Former Speechwriter for Rudy Giuliani Calls Feds Raid 'Tragic Third Act' to His Legal Career

A former speechwriter for Rudy Giuliani called Wednesday's raid of Giuliani's Manhattan apartment a "tragic third act" to his legal career.

John Avlon, a former Giuliani staffer, said he was "shocked" when he found out that federal investigators executed a search warrant against Giuliani and seized multiple electronic devices from both his office and home in New York City.

"[The raid had] A real sense of the tragedy…given the trajectory of his career," Avlon told CNN's New Day on Thursday. "Before he was New York City mayor—when I worked for him and was proud to do so—he was a crusading U.S. attorney leading the Southern District, which is the organization that's investigating him now."

"I don't think you can underestimate the respect he had in the legal community and the justice community, particularly at that time, when he was mayor," he added. "For this sort of tragic third act in the Rudy opera to be punctuated by the feds raiding his apartment is truly stunning, is sickening."

Avlon prepared Giuliani's addresses for the State of the City from 1999 to 2001 when Giuliani was the mayor of New York City and went on to served as the chief speechwriter and the deputy director of policy for Giuliani's 2008 presidential campaign.

Before Giuliani was elected as mayor, he was appointed to be the U.S. Attorney for the Southern District of New York in 1983 by then-President Ronald Reagan. The office is considered one of the highest profile in the country and known for being very independent and nonpartisan.

During his time in that post, Giuliani led the federal prosecution of New York City Mafia bosses in the 1980s known as the Mafia Commission Trial, which led to the conviction of eight organized crime figures.

However, Giuliani's legal reputation has declined since then, especially in recent years as he became former President Donald Trump's personal attorney. In the past year, he represented Trump in a series of failed lawsuits seeking to overturn the results of the 2020 presidential election.
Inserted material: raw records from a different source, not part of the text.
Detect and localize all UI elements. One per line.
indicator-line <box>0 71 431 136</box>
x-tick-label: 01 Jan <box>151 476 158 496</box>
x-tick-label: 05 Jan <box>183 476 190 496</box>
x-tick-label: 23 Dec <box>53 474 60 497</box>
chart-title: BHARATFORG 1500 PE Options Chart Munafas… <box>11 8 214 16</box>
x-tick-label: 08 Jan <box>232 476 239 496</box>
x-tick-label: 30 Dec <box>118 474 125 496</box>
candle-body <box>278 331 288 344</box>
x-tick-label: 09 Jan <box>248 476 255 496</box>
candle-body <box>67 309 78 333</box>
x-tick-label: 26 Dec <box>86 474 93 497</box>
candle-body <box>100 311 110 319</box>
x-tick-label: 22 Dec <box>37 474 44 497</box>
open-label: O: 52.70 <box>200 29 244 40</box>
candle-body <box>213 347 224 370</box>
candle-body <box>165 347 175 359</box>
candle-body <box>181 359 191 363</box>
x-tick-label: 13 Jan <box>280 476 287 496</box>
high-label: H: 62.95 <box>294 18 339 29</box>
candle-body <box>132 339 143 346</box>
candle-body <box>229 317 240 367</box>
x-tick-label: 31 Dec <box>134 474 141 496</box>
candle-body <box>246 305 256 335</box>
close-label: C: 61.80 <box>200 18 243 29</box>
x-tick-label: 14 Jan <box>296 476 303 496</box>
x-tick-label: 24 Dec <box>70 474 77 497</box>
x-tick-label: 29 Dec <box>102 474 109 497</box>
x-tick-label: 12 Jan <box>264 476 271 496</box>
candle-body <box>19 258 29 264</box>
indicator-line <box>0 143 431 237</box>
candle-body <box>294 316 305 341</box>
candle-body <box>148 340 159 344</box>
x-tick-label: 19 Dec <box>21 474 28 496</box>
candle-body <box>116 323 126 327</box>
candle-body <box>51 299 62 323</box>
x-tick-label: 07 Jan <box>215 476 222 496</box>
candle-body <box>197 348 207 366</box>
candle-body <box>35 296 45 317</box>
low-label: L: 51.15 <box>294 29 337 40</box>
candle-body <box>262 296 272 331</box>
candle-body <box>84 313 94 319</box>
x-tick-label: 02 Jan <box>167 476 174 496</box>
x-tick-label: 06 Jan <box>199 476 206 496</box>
Rudy Giuliani Feds Raid Ukraine
Rudy Giuliani talks to journalists outside the White House on July 1, 2020. Giuliani's New York City apartment was raided on Wednesday by federal investigators. Chip Somodevilla/Getty

"It was also a remarkable moment in Mr. Giuliani's long arc as a public figure," reporter at The New York Times, who broke the feds raid, noted on Wednesday. "As mayor, Mr. Giuliani won national recognition for steering New York through the dark days after the September 11 attacks, and earlier in his career, he led the same U.S. attorney's office in Manhattan that is investigating him now, earning a reputation as a hard-charging prosecutor who took on organized crime and corrupt politicians."

On Wednesday, FBI agents executed a search warrant in connection to Giuliani's ties to Ukraine. Federal authorities have largely focused on whether the former mayor illegally lobbied the Trump administration on behalf of Ukranian officials, who were allegedly digging up dirt on Trump's then-rival President Joe Biden and his son, Hunter.

The search warrant against Giuliani had been blocked by the Justice Department under the Trump administration for nearly two years, but the objections were lifted earlier this year after Merrick Garland was confirmed as Biden's new attorney general.

While Giuliani's lawyer, Robert Costello, called the search warrants a "corrupt double standard" against Republican officials, Avlon said he doesn't believe the investigation is in any way politicized.

"I don't think it's evidence of a politicized justice department," Avlon said. "I think that's kind of an ironic accusation by people from the Trump orbit, but it is tragic and [Giuliani] deserves to be remembered for more than this last act. But I'm afraid it will overshadow his other accomplishments."

Newsweek reached out to Giuliani's team for further comment but did not hear back before publication.